Freedom of Choice

Dr. Malcolm Cross
Dr. Malcolm Cross

It was recently announced that beginning May 1, smoking in Jake and Dorothy’s is prohibited. Since I neither smoke nor care whether others smoke, the decision to ban smoking there means little to me. Of far greater importance is that the decision was not that of the government, but of the restaurant owner herself. This is especially important, given past discussions in the city council concerning the degree to which owners of private property may decide how to use their own property.

At least twice in recent memory the city council has discussed the possibility of passing an ordinance to ban smoking in restaurants. Now I have no objection to smoking bans in public buildings—city hall, county offices, any Tarleton building, whatever. After all, almost everyone has to go to a government facility some time, and nobody should be exposed to tobacco smoke against his will. This is the same case for vaping; is there some etiquette to follow when vaping our favorite e-juice? In certain places, yes, there most certainly is. It’s no secret that vaping can be used as stop smoking aid however. If you are thinking of making the switch from regular cigarettes to vaping, then doing some research into the many e-cigarette devices and e-liquid flavours such as those in the Humble juice range could be an excellent place to start.

But a restaurant is different. It’s privately owned. Nobody has to dine there. Decisions on smoking in a restaurant should be those of the restaurant owner herself, with the obvious proviso that she incurs the benefits and costs alone. So if a restaurant owner wants to ban smoking everywhere, or somewhere, or nowhere, that’s her right. If she wins more customers with her policies, she deserves the credit. If she loses customers, too bad, so sad. It’s nobody’s problem but hers.

Now science shows that smoking can be dangerous to the health not only of the smoker, but to those in the smoker’s presence—hence the rationale for greater government control over smoking. But so what? Customers who choose to dine there voluntarily assume the risks. And those unwilling to assume the risks can easily avoid them by going elsewhere. Whatever benefits there may be to government control of smoking on private premises must be weighed against the dangers posed by the growth of government power to make and enforce those decisions, and the concomitant decline in the freedom of individuals to make their own make decisions and abide by their results.

The same principle applies to serving alcohol at restaurants. A few weeks ago I wrote of the city council’s decision to postpone a decision on whether to rezone a location to permit someone to open a restaurant which would offer alcohol with its meals. The ostensible reason for the delay was a concern over available parking. But the decision brought to mind city council efforts in earlier years to prohibit alcohol sales in established or prospective restaurants where zoning requirements otherwise allowed them.

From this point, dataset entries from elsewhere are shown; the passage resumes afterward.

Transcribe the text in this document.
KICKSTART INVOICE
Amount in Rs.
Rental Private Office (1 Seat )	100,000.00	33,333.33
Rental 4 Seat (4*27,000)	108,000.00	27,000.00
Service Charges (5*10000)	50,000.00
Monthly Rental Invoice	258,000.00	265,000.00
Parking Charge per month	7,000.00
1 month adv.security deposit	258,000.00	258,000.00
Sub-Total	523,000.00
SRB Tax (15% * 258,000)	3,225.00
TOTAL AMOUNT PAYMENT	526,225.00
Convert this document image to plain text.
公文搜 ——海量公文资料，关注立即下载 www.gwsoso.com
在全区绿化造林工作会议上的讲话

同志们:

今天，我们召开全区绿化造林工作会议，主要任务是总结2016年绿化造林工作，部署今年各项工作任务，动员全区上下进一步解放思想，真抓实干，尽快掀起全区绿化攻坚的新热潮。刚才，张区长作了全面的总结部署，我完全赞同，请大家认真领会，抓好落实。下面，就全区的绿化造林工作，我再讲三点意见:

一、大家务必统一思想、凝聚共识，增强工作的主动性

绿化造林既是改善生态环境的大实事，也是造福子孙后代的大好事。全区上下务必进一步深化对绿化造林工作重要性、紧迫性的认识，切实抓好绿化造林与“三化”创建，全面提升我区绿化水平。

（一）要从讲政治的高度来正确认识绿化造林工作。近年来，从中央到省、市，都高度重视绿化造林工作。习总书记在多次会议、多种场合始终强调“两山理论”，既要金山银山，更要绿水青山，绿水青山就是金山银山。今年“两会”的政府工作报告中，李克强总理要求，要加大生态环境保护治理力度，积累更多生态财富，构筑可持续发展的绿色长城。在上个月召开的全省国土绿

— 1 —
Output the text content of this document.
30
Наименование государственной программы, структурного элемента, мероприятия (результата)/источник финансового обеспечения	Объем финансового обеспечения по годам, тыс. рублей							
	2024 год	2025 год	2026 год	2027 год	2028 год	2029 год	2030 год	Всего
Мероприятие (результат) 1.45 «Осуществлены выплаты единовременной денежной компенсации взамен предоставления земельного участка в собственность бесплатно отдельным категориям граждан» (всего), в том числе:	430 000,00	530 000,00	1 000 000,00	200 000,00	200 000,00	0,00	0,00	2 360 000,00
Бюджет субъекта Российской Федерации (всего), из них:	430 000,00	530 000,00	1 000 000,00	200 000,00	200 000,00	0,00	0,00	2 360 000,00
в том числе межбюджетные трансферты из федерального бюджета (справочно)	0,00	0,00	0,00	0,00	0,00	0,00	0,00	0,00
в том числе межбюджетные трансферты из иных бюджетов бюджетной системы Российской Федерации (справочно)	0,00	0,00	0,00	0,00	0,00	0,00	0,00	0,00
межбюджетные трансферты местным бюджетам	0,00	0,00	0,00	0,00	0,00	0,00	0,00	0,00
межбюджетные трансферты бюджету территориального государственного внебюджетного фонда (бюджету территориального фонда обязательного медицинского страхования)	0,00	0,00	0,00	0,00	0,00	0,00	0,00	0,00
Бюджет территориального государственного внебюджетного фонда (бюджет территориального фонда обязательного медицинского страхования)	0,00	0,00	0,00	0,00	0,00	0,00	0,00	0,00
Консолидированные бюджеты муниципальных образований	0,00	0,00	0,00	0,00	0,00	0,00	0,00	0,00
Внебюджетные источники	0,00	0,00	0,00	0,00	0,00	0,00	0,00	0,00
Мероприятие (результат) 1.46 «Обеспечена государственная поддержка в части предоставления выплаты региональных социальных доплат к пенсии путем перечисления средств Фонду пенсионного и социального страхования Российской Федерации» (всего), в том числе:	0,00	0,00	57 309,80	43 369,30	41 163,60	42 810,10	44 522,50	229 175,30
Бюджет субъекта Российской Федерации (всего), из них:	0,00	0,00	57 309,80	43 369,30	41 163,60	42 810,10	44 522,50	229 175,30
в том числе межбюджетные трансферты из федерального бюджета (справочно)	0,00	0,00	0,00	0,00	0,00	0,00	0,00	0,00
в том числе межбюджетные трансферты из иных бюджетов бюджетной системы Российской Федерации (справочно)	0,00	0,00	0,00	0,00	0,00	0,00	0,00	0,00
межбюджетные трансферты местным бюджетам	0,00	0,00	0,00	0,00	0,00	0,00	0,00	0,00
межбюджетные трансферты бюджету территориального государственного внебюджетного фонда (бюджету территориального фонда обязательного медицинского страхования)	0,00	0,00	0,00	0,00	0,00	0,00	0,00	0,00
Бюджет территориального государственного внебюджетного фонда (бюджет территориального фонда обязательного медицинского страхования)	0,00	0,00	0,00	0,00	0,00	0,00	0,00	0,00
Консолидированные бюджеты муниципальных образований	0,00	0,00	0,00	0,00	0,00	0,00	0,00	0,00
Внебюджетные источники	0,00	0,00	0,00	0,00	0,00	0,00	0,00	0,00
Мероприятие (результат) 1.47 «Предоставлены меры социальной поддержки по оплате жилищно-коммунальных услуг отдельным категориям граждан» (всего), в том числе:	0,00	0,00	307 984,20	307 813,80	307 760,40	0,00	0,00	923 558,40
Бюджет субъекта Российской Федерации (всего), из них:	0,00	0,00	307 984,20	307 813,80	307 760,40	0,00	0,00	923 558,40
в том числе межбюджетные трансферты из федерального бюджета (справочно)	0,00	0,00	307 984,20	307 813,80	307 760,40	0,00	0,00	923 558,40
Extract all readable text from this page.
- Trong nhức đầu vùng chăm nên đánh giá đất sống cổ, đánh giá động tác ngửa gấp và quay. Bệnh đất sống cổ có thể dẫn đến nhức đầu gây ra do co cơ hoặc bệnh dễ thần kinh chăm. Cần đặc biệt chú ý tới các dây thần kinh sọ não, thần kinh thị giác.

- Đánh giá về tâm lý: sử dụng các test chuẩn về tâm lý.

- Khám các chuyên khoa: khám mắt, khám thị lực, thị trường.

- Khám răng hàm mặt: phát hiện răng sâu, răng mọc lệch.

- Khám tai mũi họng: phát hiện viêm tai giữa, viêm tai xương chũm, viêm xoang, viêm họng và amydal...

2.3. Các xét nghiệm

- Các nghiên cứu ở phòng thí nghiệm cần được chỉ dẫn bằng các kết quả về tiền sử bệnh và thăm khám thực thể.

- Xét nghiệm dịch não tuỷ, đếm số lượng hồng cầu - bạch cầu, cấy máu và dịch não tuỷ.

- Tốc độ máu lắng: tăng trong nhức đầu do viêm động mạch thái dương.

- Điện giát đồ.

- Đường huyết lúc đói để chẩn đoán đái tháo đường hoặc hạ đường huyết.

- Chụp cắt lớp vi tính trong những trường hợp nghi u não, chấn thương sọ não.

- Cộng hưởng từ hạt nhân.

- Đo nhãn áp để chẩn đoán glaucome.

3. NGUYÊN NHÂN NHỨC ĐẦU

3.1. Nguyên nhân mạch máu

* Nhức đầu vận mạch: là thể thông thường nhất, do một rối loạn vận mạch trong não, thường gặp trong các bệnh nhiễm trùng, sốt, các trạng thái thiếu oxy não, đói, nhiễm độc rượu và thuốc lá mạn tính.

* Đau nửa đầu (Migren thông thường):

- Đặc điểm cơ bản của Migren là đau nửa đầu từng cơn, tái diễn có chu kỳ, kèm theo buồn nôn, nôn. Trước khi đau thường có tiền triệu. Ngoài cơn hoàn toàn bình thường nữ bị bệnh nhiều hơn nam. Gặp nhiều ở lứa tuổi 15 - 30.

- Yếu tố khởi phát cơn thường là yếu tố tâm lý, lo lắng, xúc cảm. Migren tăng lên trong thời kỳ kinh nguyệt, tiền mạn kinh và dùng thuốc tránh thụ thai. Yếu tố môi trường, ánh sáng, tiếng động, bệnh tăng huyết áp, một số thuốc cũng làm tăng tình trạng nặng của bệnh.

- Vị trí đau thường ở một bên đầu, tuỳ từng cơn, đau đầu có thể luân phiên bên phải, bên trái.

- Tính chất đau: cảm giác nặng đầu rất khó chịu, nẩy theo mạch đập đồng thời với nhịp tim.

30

Arguments frequently focused on the harm alcohol can cause to those who abuse it, as well as their families. But on the city council I always argued that if a restaurateur meets all the legal and zoning requirements to sell alcohol, the city council must not prohibit it from doing so, and that customers could choose for themselves whether to drink or abstain. Otherwise, the benefits to having the government limit the use of alcohol would be outweighed by the threat to freedom posed by a more powerful government limiting the right of adults to legally sell, buy, and consume a legal substance.

Freedom’s never free. Freedom always costs, although the costs may be unpredictable. No matter whether a restaurateur bans or allows smoking, or withholds or offers alcohol, she’ll incur rejection from those who dislike her decisions, and acceptance from those who approve. And no matter whether an adult chooses to smoke, or drink, or do both, or neither, he will incur costs and benefits to whatever course of action he chooses. But all adults should be allowed to make their own business and lifestyle decisions, provided they neither hurt anyone nor diminish anyone else’s rights, and provided they accept the consequences, both good and bad, of their actions. We do not need any nanny state diminishing our freedom for us.

Malcolm L. Cross has lived in Stephenville and taught politics and government at Tarleton since 1987. His political and civic activities include service on the Stephenville City Council (2000-2014) and on the Erath County Republican Executive Committee (1990 to the present). He was Mayor Pro Tem of Stephenville from 2008 to 2014. He is a member of St. Luke’s Episcopal Church and the Stephenville Rotary Club, and does volunteer work for the Boy Scouts of America. Views expressed in this column are his and do not reflect those of The Flash as a whole.